The holidays are typically my favorite time of the year – a break from work for me and my husband, a break from school for my kids, intentional time with family and friends, a chance to sit in reflection and gratitude for the year. This year, though, I carried an unexpected sense of heaviness with me and, oddly enough, it all started with dumplings.
I was adopted by a white American family and came to the US from South Korea three months after I was born. I grew up with white parents in a black community; the only other Asian Americans I knew were my sisters and one school friend, all of whom were also adopted. None of us had the language or understanding to articulate the difficulties we were facing growing up as minorities everywhere – at school, at church, in our own family. We ignored our Asian-ness as much as possible, as did everyone around us.
None of us had the language or understanding to articulate the difficulties we were facing growing up as minorities everywhere…
We were all colorblind and I learned to take the sting of microaggressions in stride, to bury it under my positivity and optimistic disposition. My family history became stories of soldiers in the Civil War and farmers during the Great Depression, and my family tree for school projects were full of white Americans. My comfort foods were made with cheese and typically baked into a buttery casserole. My ethnic heritage subsisted on the bottom row of our family bookshelf where we kept a History of Korea anthology, and in a hanbok I put on for professional pictures every couple of years. It has taken me almost 35 years to fully accept myself as an Asian American and a person of color.
As I am blessed to be in community with more AAPIs as an adult, I have learned more about their experiences, their histories, and their traditions. I scrolled through my social media feed over the holidays and ran into several posts in which friends were home with their families, making dumplings, as was their tradition over the holidays, and realized I had never made a dumpling or any other Korean food. Ever. And instead of sitting in the joy that usually comes with the holidays, I was crying over dumplings, grieving and lamenting a loss I had never articulated.
…I was crying over dumplings,
grieving and lamenting a loss I had never articulated.
Friends have told me of their struggle, even as adults, to accept the Asian part of their Asian American identity – the struggle of the in-between-ness, the liminality of standing firmly in two cultures at once. I acknowledge their journeys and pain, and yet I bear my own, different struggle: my Asian heritage was never offered to me. I was denied agency in my own life as a child, and that led to the loss of my heritage and the loss of a crucial piece of my identity. I grieve those losses and I lament the systemic issues within adoption and their role in my lack of choice and agency. This is the space I occupied over the holidays and continue to wrestle with.
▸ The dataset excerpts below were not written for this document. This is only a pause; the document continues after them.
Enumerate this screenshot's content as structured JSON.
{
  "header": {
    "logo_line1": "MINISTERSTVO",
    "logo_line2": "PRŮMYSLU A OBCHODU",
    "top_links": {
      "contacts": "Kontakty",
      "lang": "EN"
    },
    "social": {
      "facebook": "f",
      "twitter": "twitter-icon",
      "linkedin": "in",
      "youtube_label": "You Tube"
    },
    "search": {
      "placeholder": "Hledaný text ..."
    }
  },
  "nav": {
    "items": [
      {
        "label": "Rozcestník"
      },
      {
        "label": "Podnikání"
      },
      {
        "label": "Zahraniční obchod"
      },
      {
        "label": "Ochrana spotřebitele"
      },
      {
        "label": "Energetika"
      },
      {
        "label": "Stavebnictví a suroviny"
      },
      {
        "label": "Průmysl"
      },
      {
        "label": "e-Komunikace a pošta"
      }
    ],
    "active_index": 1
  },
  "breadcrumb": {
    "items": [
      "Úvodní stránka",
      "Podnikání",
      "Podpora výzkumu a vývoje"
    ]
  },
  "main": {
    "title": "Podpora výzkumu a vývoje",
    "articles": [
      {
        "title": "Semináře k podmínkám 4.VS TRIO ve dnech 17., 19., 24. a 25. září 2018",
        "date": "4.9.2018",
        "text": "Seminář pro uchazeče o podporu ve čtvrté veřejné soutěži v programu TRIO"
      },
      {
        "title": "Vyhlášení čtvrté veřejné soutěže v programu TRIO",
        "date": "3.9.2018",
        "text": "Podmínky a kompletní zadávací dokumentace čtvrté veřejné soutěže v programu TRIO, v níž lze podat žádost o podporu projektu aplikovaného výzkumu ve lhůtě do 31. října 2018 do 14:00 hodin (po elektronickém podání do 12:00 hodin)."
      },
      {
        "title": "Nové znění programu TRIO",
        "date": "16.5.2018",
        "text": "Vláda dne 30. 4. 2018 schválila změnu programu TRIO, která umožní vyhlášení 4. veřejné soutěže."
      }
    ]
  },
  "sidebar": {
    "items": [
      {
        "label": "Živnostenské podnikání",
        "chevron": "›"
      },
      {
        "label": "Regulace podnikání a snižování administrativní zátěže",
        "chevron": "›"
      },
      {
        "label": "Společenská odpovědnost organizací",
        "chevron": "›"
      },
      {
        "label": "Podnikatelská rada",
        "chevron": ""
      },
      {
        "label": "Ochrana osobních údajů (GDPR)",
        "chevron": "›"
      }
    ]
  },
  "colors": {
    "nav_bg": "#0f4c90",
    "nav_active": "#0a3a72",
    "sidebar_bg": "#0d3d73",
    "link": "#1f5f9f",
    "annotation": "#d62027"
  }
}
How do I reconcile the grief and anger I am experiencing around my adopted identity and my identity as God’s adopted child? How do I thrive within that narrative instead of running from it? How do I celebrate the gifts and joys my life as a Korean-American adoptee has given me while simultaneously recognizing the need to grieve for what I have lost, both knowingly and unknowingly? Occupying both of those spaces does not seem possible; being “both” of something seems unnavigable.
Isn’t duality the difficult gift we are offered to bear and steward?
But perhaps this is actually the most Asian American thing about me – to hold two distinct things in tandem, to fully inhabit two different, sometimes seemingly opposite spaces as a person with a reconciled identity. Isn’t this the quintessential Asian American experience? Isn’t duality the difficult gift we are offered to bear and steward?
For me right now, this looks like singing American Christmas hymns with gratitude and joy even while I am lamenting the loss of Korean traditions. It is the joy of watching my mom and dad grandparent my kids and the sadness of knowing there are grandparents my kids will likely never know. It is grieving the hard parts of my past and holding bright hope for the future of my Asian American daughters. It is teaching them how to use chopsticks, asking questions, being honest, going to therapy. It is questioning God about my lack of agency and trusting that my frame was not hidden from God in my mother’s womb. It is recognizing liminality as a burden to bear and a gift to be stewarded. And it’s learning to make dumplings.